井の中の蛙

11/10/2010

License to Hunt Japanese

Filed under: — K. M. Lawson @ 1:11 pm

John Dower’s book War Without Mercy does a great job at talking about, and showing images of the many ways that race played a role in the propaganda and deep racially coded hatred the United States and Japan had for each other. Any good history of Japan or US-Japan relations that covers the war can now hardly avoid the topic.

The wonderful online exhibit Dr. Suess Went to War also has a wonderful catalog of the kinds of images found depicting the enemy, including a whole section on Japan.

Many of the propaganda images dehumanize the enemy by portraying them as some kind of animal, monster, or insects. They go well beyond the kind of racial caricatures of the enemy that depict certain racial stereotypes in terms of exaggerated features. The latter can be found not only in propaganda images but was used even in official documents. To take one example of this I recently came across, the cover for 1945 Field Order 31 of the US 8th Army, which contained instructions for the early occupation of the Japanese islands, shows the 8th Army, represented by a large arrow, attacking the protruding ass of a Japanese soldier, depicted with standard slanted eyes and enlarged teeth.1

fieldorder.jpg

As Dower and many others have pointed out, the more dehumanizing portrayals of the enemy create an environment in which the soldier feels that the enemy race is itself a kind of disease or vermin that needs to be exterminated. Though examples abound, I recently came across a particularly elaborate example of this that I had never seen before and which I thought I would share: A “License to Hunt Japanese” issued to an American who did not fight in the Pacific War but would later serve as a US advisor in occupation Japan. The image and accompanying text simultaneously captures a number of the features found in the more disturbing propaganda images.

licenseweb copy.jpg

Full size version of the image can be seen here.2

The license, clearly designed to be a work of humor, is stamped by a fictional “Department of Jap Extermination” in the “Alaska Sanitation Commmission,” which is said to have as its motto, “Exterm the worm.” Imitating a hunting license, it declares an “open season” on the Japanese, with “no limit.”

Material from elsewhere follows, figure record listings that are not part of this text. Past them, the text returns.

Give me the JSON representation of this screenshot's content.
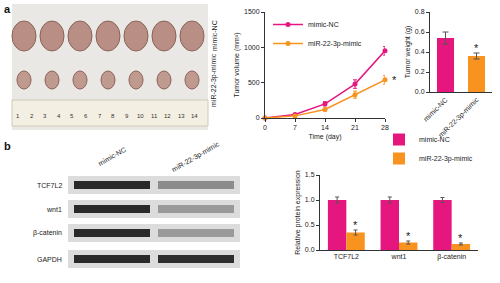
{
  "panel_labels": [
    "a",
    "b"
  ],
  "tumor_photo": {
    "rows": [
      {
        "label": "mimic-NC",
        "tumors": 7
      },
      {
        "label": "miR-22-3p-mimic",
        "tumors": 7
      }
    ],
    "ruler_numbers": [
      1,
      2,
      3,
      4,
      5,
      6,
      7,
      8,
      9,
      10,
      11,
      12,
      13,
      14
    ]
  },
  "western_blot": {
    "groups": [
      "mimic-NC",
      "miR-22-3p-mimic"
    ],
    "bands": [
      "TCF7L2",
      "wnt1",
      "β-catenin",
      "GAPDH"
    ]
  },
  "chart_data": [
    {
      "type": "line",
      "x_label": "Time (day)",
      "y_label": "Tumor volume (mm³)",
      "x": [
        0,
        7,
        14,
        21,
        28
      ],
      "series": [
        {
          "name": "mimic-NC",
          "color": "#e5177e",
          "values": [
            0,
            50,
            200,
            480,
            950
          ],
          "errors": [
            0,
            10,
            30,
            60,
            60
          ]
        },
        {
          "name": "miR-22-3p-mimic",
          "color": "#f7931e",
          "values": [
            0,
            30,
            120,
            330,
            540
          ],
          "errors": [
            0,
            8,
            20,
            50,
            60
          ]
        }
      ],
      "xlim": [
        0,
        28
      ],
      "xticks": [
        0,
        7,
        14,
        21,
        28
      ],
      "ylim": [
        0,
        1500
      ],
      "yticks": [
        0,
        500,
        1000,
        1500
      ],
      "marker": "circle",
      "line_style": "solid",
      "grid": false,
      "legend": "upper left",
      "annotations": [
        {
          "text": "*",
          "series": "miR-22-3p-mimic",
          "x": 28
        }
      ]
    },
    {
      "type": "bar",
      "y_label": "Tumor weight (g)",
      "categories": [
        "mimic-NC",
        "miR-22-3p-mimic"
      ],
      "values": [
        0.54,
        0.36
      ],
      "errors": [
        0.06,
        0.03
      ],
      "colors": [
        "#e5177e",
        "#f7931e"
      ],
      "ylim": [
        0,
        0.8
      ],
      "yticks": [
        {
          "value": 0,
          "label": "0.0"
        },
        0.2,
        0.4,
        0.6,
        0.8
      ],
      "grid": false,
      "annotations": [
        {
          "text": "*",
          "category": "miR-22-3p-mimic"
        }
      ]
    },
    {
      "type": "bar",
      "y_label": "Relative protein expression",
      "categories": [
        "TCF7L2",
        "wnt1",
        "β-catenin"
      ],
      "series": [
        {
          "name": "mimic-NC",
          "color": "#e5177e",
          "values": [
            1.0,
            1.0,
            1.0
          ],
          "errors": [
            0.06,
            0.06,
            0.05
          ]
        },
        {
          "name": "miR-22-3p-mimic",
          "color": "#f7931e",
          "values": [
            0.35,
            0.15,
            0.12
          ],
          "errors": [
            0.05,
            0.03,
            0.02
          ]
        }
      ],
      "ylim": [
        0,
        1.5
      ],
      "yticks": [
        {
          "value": 0,
          "label": "0.0"
        },
        0.5,
        {
          "value": 1,
          "label": "1.0"
        },
        1.5
      ],
      "grid": false,
      "legend": "upper right",
      "annotations": [
        {
          "text": "*",
          "series": "miR-22-3p-mimic",
          "category": "TCF7L2"
        },
        {
          "text": "*",
          "series": "miR-22-3p-mimic",
          "category": "wnt1"
        },
        {
          "text": "*",
          "series": "miR-22-3p-mimic",
          "category": "β-catenin"
        }
      ]
    }
  ]
}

Japanese are not the only ones mentioned or depicted in this mock hunting license. The body of the license, which refers to the Japanese as “genus bastardi” and “black-livered Japanese,” announces that “Germans taken incidental to the hunt will be counted two for one in claiming bounty. Italians will not be counted.”

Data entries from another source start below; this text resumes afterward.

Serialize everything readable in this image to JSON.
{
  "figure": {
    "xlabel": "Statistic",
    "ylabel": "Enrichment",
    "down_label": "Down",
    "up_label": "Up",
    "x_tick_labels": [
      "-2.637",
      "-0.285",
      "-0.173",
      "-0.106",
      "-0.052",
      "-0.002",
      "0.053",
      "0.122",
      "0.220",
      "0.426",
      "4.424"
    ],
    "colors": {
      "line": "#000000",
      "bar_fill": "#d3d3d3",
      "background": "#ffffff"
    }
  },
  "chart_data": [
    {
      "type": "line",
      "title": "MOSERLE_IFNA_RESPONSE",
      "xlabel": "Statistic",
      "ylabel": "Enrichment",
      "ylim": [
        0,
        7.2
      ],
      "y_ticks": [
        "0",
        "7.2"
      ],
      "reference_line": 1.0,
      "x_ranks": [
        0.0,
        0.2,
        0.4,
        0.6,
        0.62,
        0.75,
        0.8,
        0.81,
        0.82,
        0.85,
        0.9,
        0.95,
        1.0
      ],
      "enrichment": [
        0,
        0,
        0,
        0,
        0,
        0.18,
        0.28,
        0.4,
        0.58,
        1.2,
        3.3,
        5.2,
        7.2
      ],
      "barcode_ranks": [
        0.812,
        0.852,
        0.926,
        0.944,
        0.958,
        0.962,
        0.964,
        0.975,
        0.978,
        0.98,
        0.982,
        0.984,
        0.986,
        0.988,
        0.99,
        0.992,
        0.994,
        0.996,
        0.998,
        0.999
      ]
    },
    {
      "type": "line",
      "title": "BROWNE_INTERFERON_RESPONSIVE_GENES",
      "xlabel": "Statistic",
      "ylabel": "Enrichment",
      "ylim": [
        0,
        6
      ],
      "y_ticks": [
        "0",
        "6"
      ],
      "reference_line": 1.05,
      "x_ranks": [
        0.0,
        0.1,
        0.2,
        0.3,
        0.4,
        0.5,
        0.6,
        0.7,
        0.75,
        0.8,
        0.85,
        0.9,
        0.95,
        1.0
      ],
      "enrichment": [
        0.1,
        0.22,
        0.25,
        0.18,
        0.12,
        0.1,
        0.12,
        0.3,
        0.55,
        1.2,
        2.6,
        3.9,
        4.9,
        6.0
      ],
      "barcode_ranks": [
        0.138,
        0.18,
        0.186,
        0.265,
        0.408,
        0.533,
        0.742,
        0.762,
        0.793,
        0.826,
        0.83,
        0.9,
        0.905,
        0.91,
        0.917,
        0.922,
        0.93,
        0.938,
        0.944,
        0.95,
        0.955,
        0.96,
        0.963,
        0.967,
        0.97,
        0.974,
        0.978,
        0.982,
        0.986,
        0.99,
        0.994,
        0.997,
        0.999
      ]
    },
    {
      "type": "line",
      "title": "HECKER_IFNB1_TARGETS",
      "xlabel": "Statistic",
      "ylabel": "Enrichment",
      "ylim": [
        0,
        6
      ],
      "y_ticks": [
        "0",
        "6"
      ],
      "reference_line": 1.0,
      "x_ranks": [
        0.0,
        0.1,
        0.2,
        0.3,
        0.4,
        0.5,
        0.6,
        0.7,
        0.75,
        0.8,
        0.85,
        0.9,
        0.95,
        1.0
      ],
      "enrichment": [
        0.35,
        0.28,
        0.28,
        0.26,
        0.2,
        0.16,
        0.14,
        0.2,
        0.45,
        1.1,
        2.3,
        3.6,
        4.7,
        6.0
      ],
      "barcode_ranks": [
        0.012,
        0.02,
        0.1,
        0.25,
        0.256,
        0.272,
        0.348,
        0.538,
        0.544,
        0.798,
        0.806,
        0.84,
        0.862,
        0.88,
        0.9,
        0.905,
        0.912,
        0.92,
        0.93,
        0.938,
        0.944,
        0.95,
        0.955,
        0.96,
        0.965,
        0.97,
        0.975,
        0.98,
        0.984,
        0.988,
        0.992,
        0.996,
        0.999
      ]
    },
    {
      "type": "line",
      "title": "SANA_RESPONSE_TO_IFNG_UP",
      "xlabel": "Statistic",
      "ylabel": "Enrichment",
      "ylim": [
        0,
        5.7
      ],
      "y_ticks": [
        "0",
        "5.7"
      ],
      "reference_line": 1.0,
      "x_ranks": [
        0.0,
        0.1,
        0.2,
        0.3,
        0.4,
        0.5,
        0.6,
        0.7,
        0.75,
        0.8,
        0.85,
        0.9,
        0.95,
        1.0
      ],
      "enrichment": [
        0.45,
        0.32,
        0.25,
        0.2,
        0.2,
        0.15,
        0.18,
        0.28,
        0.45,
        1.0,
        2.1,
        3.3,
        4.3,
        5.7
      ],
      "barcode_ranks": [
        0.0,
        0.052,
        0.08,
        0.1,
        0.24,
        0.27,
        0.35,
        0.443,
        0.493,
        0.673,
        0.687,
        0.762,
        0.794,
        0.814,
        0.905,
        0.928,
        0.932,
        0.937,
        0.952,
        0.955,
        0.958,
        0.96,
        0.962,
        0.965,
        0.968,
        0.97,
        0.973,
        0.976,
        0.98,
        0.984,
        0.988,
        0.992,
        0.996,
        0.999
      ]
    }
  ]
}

UPDATE: I received an email which pointed out that the image of the soldier in the first image is a most likely a caricature of Hirohito.

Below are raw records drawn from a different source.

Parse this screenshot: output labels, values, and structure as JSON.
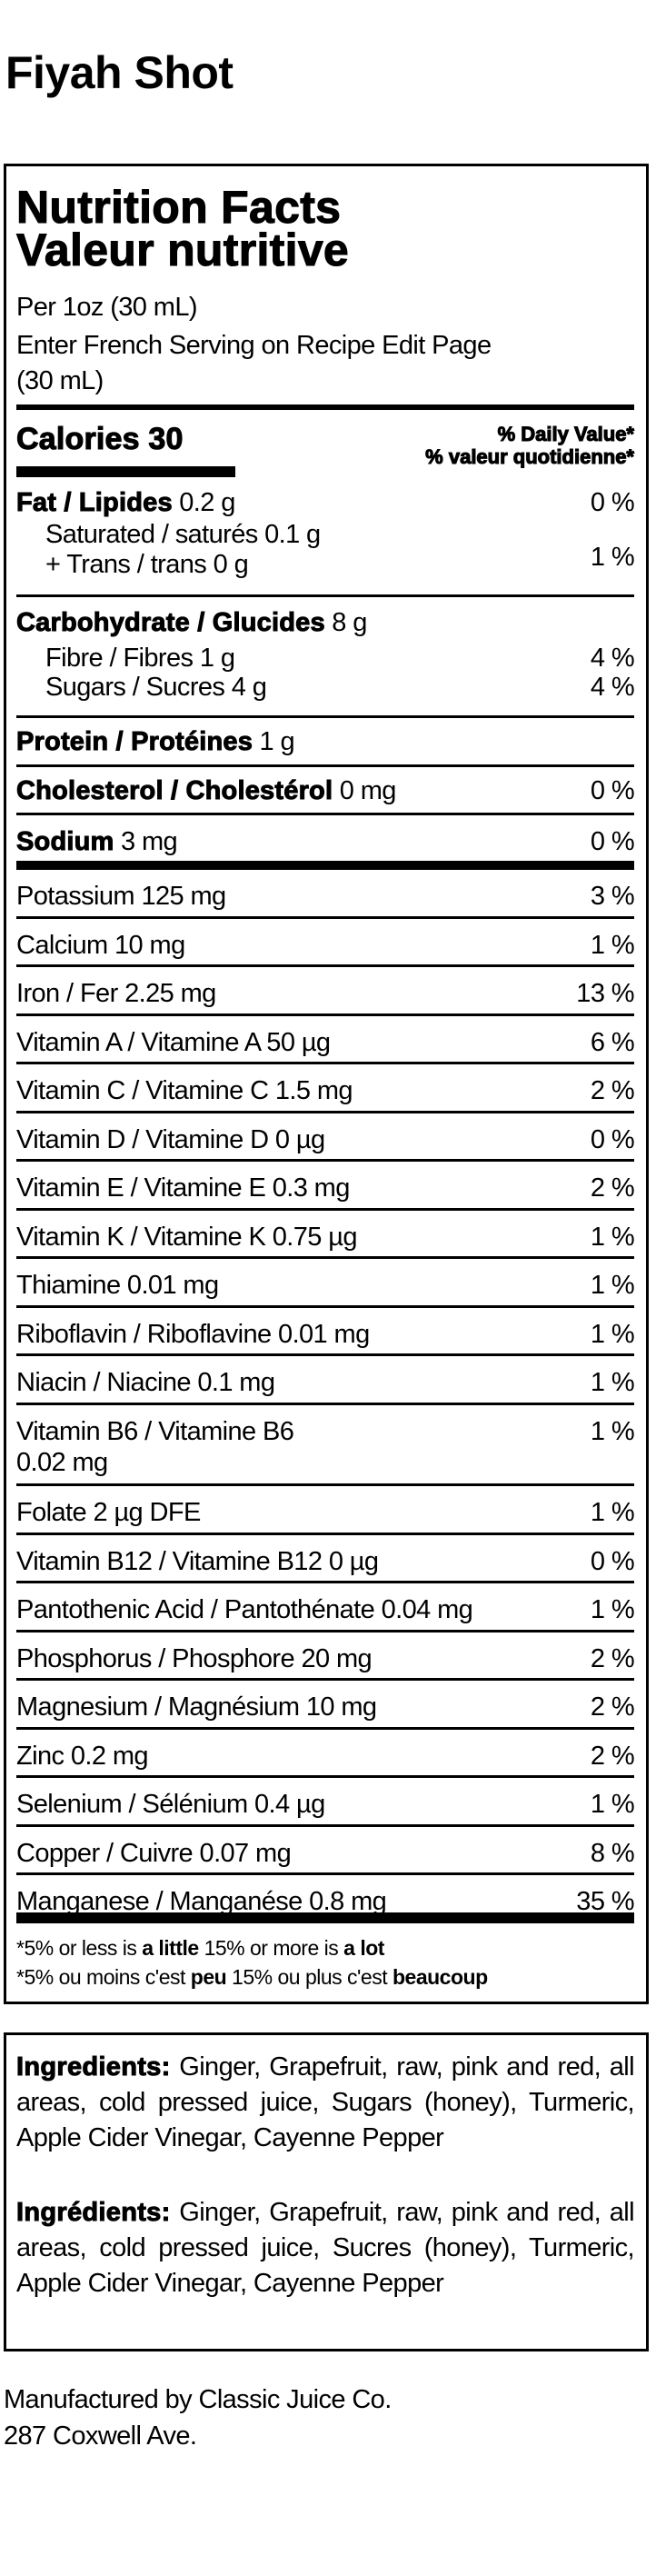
{
  "product": {
    "name": "Fiyah Shot"
  },
  "label": {
    "title_en": "Nutrition Facts",
    "title_fr": "Valeur nutritive",
    "serving_line1": "Per 1oz (30 mL)",
    "serving_line2": "Enter French Serving on Recipe Edit Page",
    "serving_line3": "(30 mL)",
    "calories_label": "Calories 30",
    "dv_header_en": "% Daily Value*",
    "dv_header_fr": "% valeur quotidienne*",
    "fat": {
      "label": "Fat / Lipides",
      "amount": "0.2 g",
      "dv": "0 %"
    },
    "saturated": {
      "label": "Saturated / saturés 0.1 g"
    },
    "trans": {
      "label": "+ Trans / trans 0 g"
    },
    "sat_trans_dv": "1 %",
    "carbohydrate": {
      "label": "Carbohydrate / Glucides",
      "amount": "8 g"
    },
    "fibre": {
      "label": "Fibre / Fibres 1 g",
      "dv": "4 %"
    },
    "sugars": {
      "label": "Sugars / Sucres 4 g",
      "dv": "4 %"
    },
    "protein": {
      "label": "Protein / Protéines",
      "amount": "1 g"
    },
    "cholesterol": {
      "label": "Cholesterol / Cholestérol",
      "amount": "0 mg",
      "dv": "0 %"
    },
    "sodium": {
      "label": "Sodium",
      "amount": "3 mg",
      "dv": "0 %"
    },
    "micronutrients": [
      {
        "text": "Potassium 125 mg",
        "dv": "3 %"
      },
      {
        "text": "Calcium 10 mg",
        "dv": "1 %"
      },
      {
        "text": "Iron / Fer 2.25 mg",
        "dv": "13 %"
      },
      {
        "text": "Vitamin A / Vitamine A 50 µg",
        "dv": "6 %"
      },
      {
        "text": "Vitamin C / Vitamine C 1.5 mg",
        "dv": "2 %"
      },
      {
        "text": "Vitamin D / Vitamine D 0 µg",
        "dv": "0 %"
      },
      {
        "text": "Vitamin E / Vitamine E 0.3 mg",
        "dv": "2 %"
      },
      {
        "text": "Vitamin K / Vitamine K 0.75 µg",
        "dv": "1 %"
      },
      {
        "text": "Thiamine 0.01 mg",
        "dv": "1 %"
      },
      {
        "text": "Riboflavin / Riboflavine 0.01 mg",
        "dv": "1 %"
      },
      {
        "text": "Niacin / Niacine 0.1 mg",
        "dv": "1 %"
      },
      {
        "text": "Vitamin B6 / Vitamine B6",
        "text2": "0.02 mg",
        "dv": "1 %"
      },
      {
        "text": "Folate 2 µg DFE",
        "dv": "1 %"
      },
      {
        "text": "Vitamin B12 / Vitamine B12 0 µg",
        "dv": "0 %"
      },
      {
        "text": "Pantothenic Acid / Pantothénate 0.04 mg",
        "dv": "1 %"
      },
      {
        "text": "Phosphorus / Phosphore 20 mg",
        "dv": "2 %"
      },
      {
        "text": "Magnesium / Magnésium 10 mg",
        "dv": "2 %"
      },
      {
        "text": "Zinc 0.2 mg",
        "dv": "2 %"
      },
      {
        "text": "Selenium / Sélénium 0.4 µg",
        "dv": "1 %"
      },
      {
        "text": "Copper / Cuivre 0.07 mg",
        "dv": "8 %"
      },
      {
        "text": "Manganese / Manganése 0.8 mg",
        "dv": "35 %"
      }
    ],
    "footnote_en": {
      "a": "*5% or less is ",
      "b": "a little",
      "c": " 15% or more is ",
      "d": "a lot"
    },
    "footnote_fr": {
      "a": "*5% ou moins c'est ",
      "b": "peu",
      "c": " 15% ou plus c'est ",
      "d": "beaucoup"
    }
  },
  "ingredients": {
    "en_label": "Ingredients:",
    "en_text": "Ginger, Grapefruit, raw, pink and red, all areas, cold pressed juice, Sugars (honey), Turmeric, Apple Cider Vinegar, Cayenne Pepper",
    "fr_label": "Ingrédients:",
    "fr_text": "Ginger, Grapefruit, raw, pink and red, all areas, cold pressed juice, Sucres (honey), Turmeric, Apple Cider Vinegar, Cayenne Pepper"
  },
  "manufacturer": {
    "line1": "Manufactured by Classic Juice Co.",
    "line2": "287 Coxwell Ave."
  }
}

  1. Robert Eichelberger Papers Box 62. Microfilm version: Japan and America, c1930-1955: the Pacific War and the occupation of Japan. Series 1 Reel 31 []
  2. I have blurred out the names on the license and I’d rather not publish the origins of the document here. Contact me if you want more information on how to find the original document. []

5 Responses to “License to Hunt Japanese”

  1. Interesting: the Alaska theme is particularly interesting. A lot of work went into a local joke!

  2. sbtokyo says:

    It’s interesting how caricature themes of the original enemy, the Nazi Germans, appear to have been transferred over to the Japanese. How similar were the two? The similarities of the German and Japanese caricatures suggest that the U.S. truly did have little knowledge of the Japanese.

  3. K. M. Lawson says:

    That is interesting. I don’t know. Do you have some examples of caricatures of the Germans from the time?

  4. B. Johnson says:

    I think the cartoon representation is Gen. (?) Tojo, considering apparent military uniform.

    (I was living in Honolulu in the early ’40s and at least there the difference between the Japanese military and the Emperor was known, besides Tojo was easier to spell! I was in elementary school with Japanese-American classmates. My father was an engineer and commissioned officer with the Navy and had skilled Japanese-American workers on repair crews. Japanese-Americans in Hawai’i were not interned, and I could not understand why they were interned if they lived on the mainland – a truly stupid waste of resources. In the late ’40s my father served in Japan, at Yokosuka, I think occupying the office of his Japanese counterpart.)

  5. Jeff Rutherford says:

    I am interested to know the value of a Japaneese Hunting License I have.It says open season on the yellow bellies and keep em fleeing and no bag limit Go Get em. On the back it saysThis Card is sold for the benefit of a Disabled American Soldier of the Last War we thank you THE BOYS.Would you happen to know where I could find out how much its worth,not that I would sell it but im just interested?